Perpassa o poema um certo matiz introspectivo ou espiritual, quase mórfico, que se difunde pelas metáforas empregadas – espontaneamente associáveis às ideias de imensidade e de transcendência –, ultimadas pelo regresso às instâncias do tangível, como se o falante, até então, estivesse a vogar nas asas da imaginação, numa espécie de prática meditativa que, ao fim e ao cabo, leva-o até um mar de tranquilidade e de quietude.

 

J.A.R. – H.C.

 

Mohammed Dib

(1920-2003)

 

Contre-jour

 

Les oiseaux apparaissent,

S’allume une flamme

Et c’est la femme;

 

Sans nom ni liens ni voile,

Errant les yeux clos,

La femme couverte de la fraîcheur de la mer.

 

Mais brusquement les oiseaux réapparaissent

Et s’allonge cette flamme

Plus qu’entr’aperçue au fond de la chambre.

 

Et c’est la mer,

La mer aux bras endormants portant le soleil,

Ni orient ni nord, ni obstacle ni barre, la mer;

 

Rien que la mer ténébreuse et douce

Tombée des étoiles, témoin des mutilations du ciel,

Solitude, pressentiments, chuchotis,

 

Rien que la mer,

Les yeux éteints,

Sans vague ni vent ni voile.

 

Brusquement les oiseaux réapparaissent;

Et c’est la femme,

Ni étoile ni rêve, ni geyser ni roue, la femme.

 

Les oiseaux reviennent;

Et rien que la mer.

 

Mulher e pássaro ao luar

(Joan Miró: pintor espanhol)

 

Contraluz

 

As aves surgem,

Acendese uma chama

Eis a mulher.

 

Sem nomes nem laços, nem véu

Errando de olhos fechados

A mulher sob a frescura do mar.

 

Mas bruscamente voltam as aves

E alongase esta chama

Mais do que entreapercebida no fundo do quarto.

 

E é o mar

O mar de braços adormecidos transportando o sol,

Nem oriente nem norte, nem obstáculo nem barra, o mar.

 

Nada, a não ser o mar tenebroso e doce

Caído das estrelas, testemunha das mutilações do céu,

Solidão, pressentimentos, sussurros.

 

Nada a não ser o mar.

Os olhos extintos

Sem vaga, nem vento, nem vela.

 

Bruscamente de novo as aves,

E eis a mulher

Nem estrela nem sonho, nem géiser, nem roda, a mulher.

 

As aves voltam

E nada mais que o mar.

 

Referências:

 

Em Francês

 

DIB, Mohammed.

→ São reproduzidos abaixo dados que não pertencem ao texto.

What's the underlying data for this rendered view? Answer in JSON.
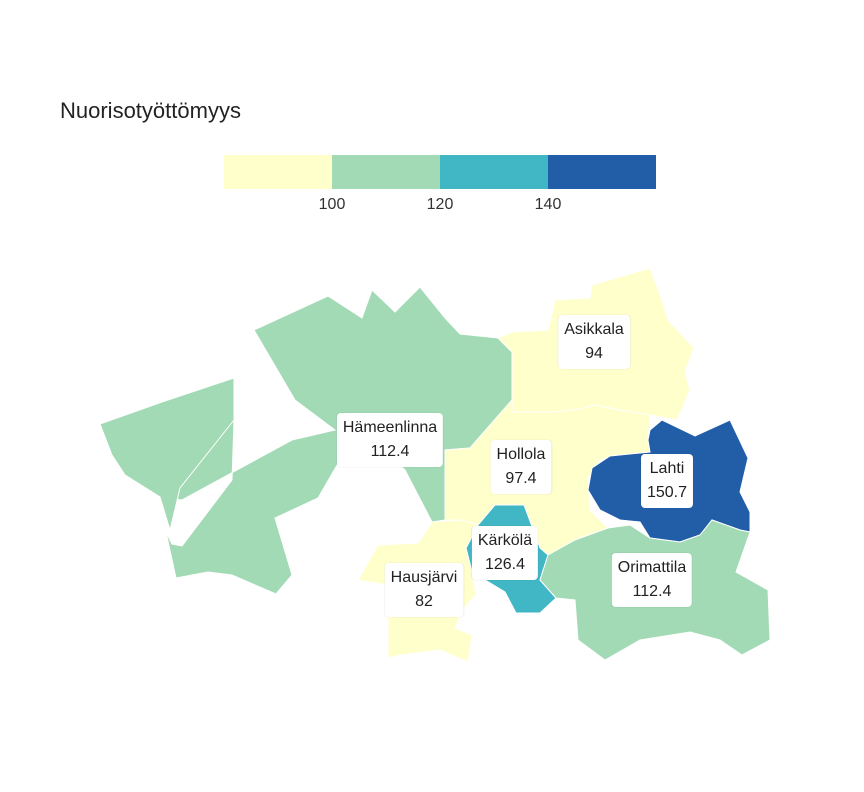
{
  "title": "Nuorisotyöttömyys",
  "legend": {
    "breaks": [
      "100",
      "120",
      "140"
    ],
    "colors": [
      "#ffffcc",
      "#a1dab4",
      "#41b6c4",
      "#225ea8"
    ]
  },
  "regions": [
    {
      "name": "Asikkala",
      "value": "94",
      "color": "#ffffcc"
    },
    {
      "name": "Hämeenlinna",
      "value": "112.4",
      "color": "#a1dab4"
    },
    {
      "name": "Hollola",
      "value": "97.4",
      "color": "#ffffcc"
    },
    {
      "name": "Lahti",
      "value": "150.7",
      "color": "#225ea8"
    },
    {
      "name": "Kärkölä",
      "value": "126.4",
      "color": "#41b6c4"
    },
    {
      "name": "Orimattila",
      "value": "112.4",
      "color": "#a1dab4"
    },
    {
      "name": "Hausjärvi",
      "value": "82",
      "color": "#ffffcc"
    }
  ]
}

Contre-jour. In: LÉVI-VALENSI, Jacqueline; BENCHEIKH, Jamel-Eddine (Éds.). Diwan algérien: la poésie algérienne d’expression française de 1945 à 1965. Alger (DZ): Société Nationale d’Édition et de Diffusion (SNED), 1967. p. 83.

 

Em Português

 

DIB, Mohammed. Contraluz. Tradução de Adalberto Alves. In: MONTEIRO, Manuel Hermínio (Direcção editorial); CORREIA, Manuela (Organização). Rosa do mundo: 2001 poemas para o futuro. Vários poetas e tradutores. 3. ed. Lisboa, PT: Assírio & Alvim, 2001. p. 15771578.